Reclama-se do ativismo judicial, de uma ou outra decisão, mas a reação não vai além. Este é o drama: o problema não está no sistema de freios e contrapesos em si. Ele está muito bem desenhado no caso brasileiro, e prevê instrumentos mais que suficientes para conter abusos da cúpula do Poder Judiciário. O problema está na covardia daqueles que, podendo colocar em prática esses instrumentos, se omitem.

Uma reprimenda especial, aqui, cabe ao Senado. Se a lista de crimes de responsabilidade dos ministros do Supremo, que consta do artigo 39 da Lei 1.079/50, fosse uma cartela de bingo, alguns dos membros da suprema corte já a teriam preenchido toda nesses últimos anos.

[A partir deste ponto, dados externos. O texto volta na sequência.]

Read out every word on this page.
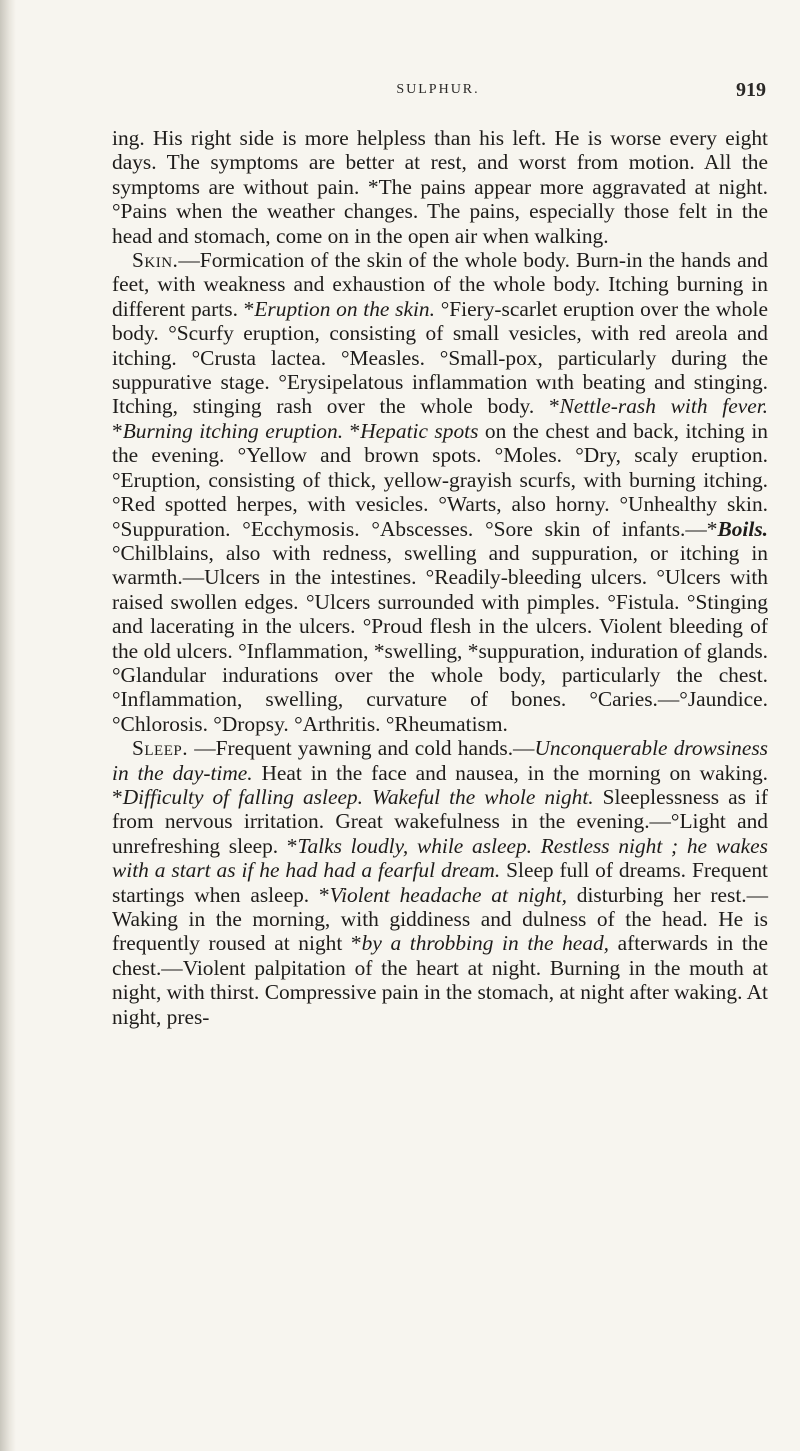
SULPHUR.	919

ing. His right side is more helpless than his left. He is worse every eight days. The symptoms are better at rest, and worst from motion. All the symptoms are without pain. *The pains appear more aggravated at night. °Pains when the weather changes. The pains, especially those felt in the head and stomach, come on in the open air when walking.

Skin.—Formication of the skin of the whole body. Burn-in the hands and feet, with weakness and exhaustion of the whole body. Itching burning in different parts. *Eruption on the skin. °Fiery-scarlet eruption over the whole body. °Scurfy eruption, consisting of small vesicles, with red areola and itching. °Crusta lactea. °Measles. °Small-pox, particularly during the suppurative stage. °Erysipelatous inflammation wıth beating and stinging. Itching, stinging rash over the whole body. *Nettle-rash with fever. *Burning itching eruption. *Hepatic spots on the chest and back, itching in the evening. °Yellow and brown spots. °Moles. °Dry, scaly eruption. °Eruption, consisting of thick, yellow-grayish scurfs, with burning itching. °Red spotted herpes, with vesicles. °Warts, also horny. °Unhealthy skin. °Suppuration. °Ecchymosis. °Abscesses. °Sore skin of infants.—*Boils. °Chilblains, also with redness, swelling and suppuration, or itching in warmth.—Ulcers in the intestines. °Readily-bleeding ulcers. °Ulcers with raised swollen edges. °Ulcers surrounded with pimples. °Fistula. °Stinging and lacerating in the ulcers. °Proud flesh in the ulcers. Violent bleeding of the old ulcers. °Inflammation, *swelling, *suppuration, induration of glands. °Glandular indurations over the whole body, particularly the chest. °Inflammation, swelling, curvature of bones. °Caries.—°Jaundice. °Chlorosis. °Dropsy. °Arthritis. °Rheumatism.

Sleep. —Frequent yawning and cold hands.—Unconquerable drowsiness in the day-time. Heat in the face and nausea, in the morning on waking. *Difficulty of falling asleep. Wakeful the whole night. Sleeplessness as if from nervous irritation. Great wakefulness in the evening.—°Light and unrefreshing sleep. *Talks loudly, while asleep. Restless night ; he wakes with a start as if he had had a fearful dream. Sleep full of dreams. Frequent startings when asleep. *Violent headache at night, disturbing her rest.—Waking in the morning, with giddiness and dulness of the head. He is frequently roused at night *by a throbbing in the head, afterwards in the chest.—Violent palpitation of the heart at night. Burning in the mouth at night, with thirst. Compressive pain in the stomach, at night after waking. At night, pres-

Atividade político-partidária e proximidade com réus e outras partes em processos na corte, como em eventos patrocinados (algo “incompatível com a honra, dignidade e decoro”), tornaram-se lugar comum.

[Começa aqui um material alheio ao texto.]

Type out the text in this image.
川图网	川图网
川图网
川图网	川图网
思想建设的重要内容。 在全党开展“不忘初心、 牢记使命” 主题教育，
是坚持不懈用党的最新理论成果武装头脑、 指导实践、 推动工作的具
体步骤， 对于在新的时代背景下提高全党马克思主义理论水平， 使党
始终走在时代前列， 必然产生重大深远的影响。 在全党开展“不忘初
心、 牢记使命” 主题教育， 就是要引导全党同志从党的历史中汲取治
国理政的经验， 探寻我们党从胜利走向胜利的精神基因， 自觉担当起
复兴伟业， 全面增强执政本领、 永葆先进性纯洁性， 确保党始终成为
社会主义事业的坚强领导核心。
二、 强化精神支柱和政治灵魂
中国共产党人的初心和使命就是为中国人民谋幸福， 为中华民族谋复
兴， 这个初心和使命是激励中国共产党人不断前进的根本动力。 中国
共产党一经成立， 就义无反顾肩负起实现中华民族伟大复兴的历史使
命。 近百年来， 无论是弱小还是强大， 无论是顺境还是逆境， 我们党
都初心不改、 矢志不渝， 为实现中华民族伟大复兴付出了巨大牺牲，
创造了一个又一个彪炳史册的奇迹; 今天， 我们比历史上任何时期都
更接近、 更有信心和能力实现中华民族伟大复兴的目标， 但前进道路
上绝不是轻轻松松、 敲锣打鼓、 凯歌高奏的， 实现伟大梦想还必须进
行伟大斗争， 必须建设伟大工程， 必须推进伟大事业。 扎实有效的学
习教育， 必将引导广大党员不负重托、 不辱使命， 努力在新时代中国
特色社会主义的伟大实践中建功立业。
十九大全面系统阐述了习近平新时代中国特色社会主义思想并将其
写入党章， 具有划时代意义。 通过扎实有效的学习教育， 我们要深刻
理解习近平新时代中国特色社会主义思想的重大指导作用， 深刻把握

É à câmara alta do Congresso que cabe a tarefa de julgar e cassar os ministros do STF, e denúncias enviadas ao presidente do Senado não têm faltado. Mas Rodrigo Pacheco (PSD-MG) não fez absolutamente nada a respeito entre 2021 e 2024, quando presidiu o Senado; seu sucessor, Davi Alcolumbre (União-AP), já afirmou que um processo de impeachment de um ministro do Supremo “vai causar problema para 200 milhões de brasileiros” – como se a remoção de alguém que claramente comete crimes de responsabilidade e se comporta como governante absoluto do Brasil fosse um problema, e não uma solução.

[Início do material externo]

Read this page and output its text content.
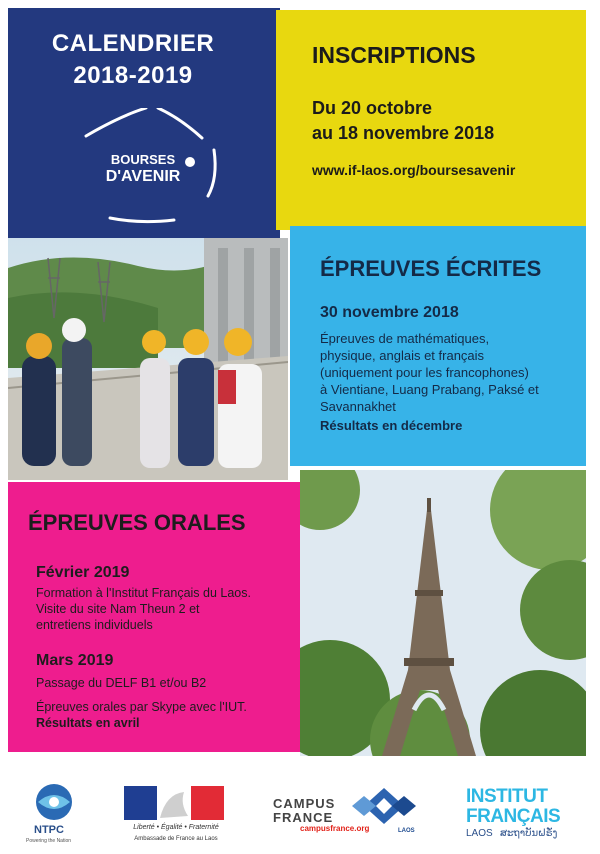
CALENDRIER
2018-2019
BOURSES
D'AVENIR
INSCRIPTIONS
Du 20 octobre
au 18 novembre 2018
www.if-laos.org/boursesavenir
ÉPREUVES ÉCRITES
30 novembre 2018
Épreuves de mathématiques,
physique, anglais et français
(uniquement pour les francophones)
à Vientiane, Luang Prabang, Paksé et
Savannakhet
Résultats en décembre
ÉPREUVES ORALES
Février 2019
Formation à l'Institut Français du Laos.
Visite du site Nam Theun 2 et
entretiens individuels
Mars 2019
Passage du DELF B1 et/ou B2
Épreuves orales par Skype avec l'IUT.
Résultats en avril
NTPC
Powering the Nation
Liberté • Égalité • Fraternité
Ambassade de France au Laos
CAMPUS
FRANCE
campusfrance.org	LAOS
INSTITUT
FRANÇAIS
LAOS ສະຖາບັນຝຣັ່ງ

Se o Senado precisa de um motivo para sair de sua inércia e cumprir sua missão constitucional de ser o contrapeso do STF, poderia contar com a Câmara dos Deputados, que não pode julgar ministros, mas teria sua contribuição a dar. A CPI do Abuso de Autoridade cumpriu todos os requisitos constitucionais para sua instalação, que não ocorreu quando Arthur Lira (PP-AL) presidia a casa; o requerimento segue dormindo na gaveta de Hugo Motta (Republicanos-PB). A investigação ali proposta não tem o objetivo de resultar na responsabilização criminal de ninguém, mas seria fundamental para jogar luz, em rede nacional, sobre todos os abusos cometidos ao longo dos últimos anos pelo Supremo.

O Brasil tem, portanto, uma “via rápida” para restaurar a democracia: basta que o Congresso reaja e faça o que deve ser feito. Já existem deputados e senadores dispostos a isso, mas por enquanto eles não têm a quantidade nem a influência necessárias – não conseguem, por exemplo, eleger um presidente de casa legislativa firmemente comprometido com o combate ao arbítrio. Essa “via rápida”, portanto, depende de a maioria acovardada despertar o quanto antes e cumprir seu papel – ou, então, de ser substituída em 2026 por novos parlamentares que tenham espinha dorsal.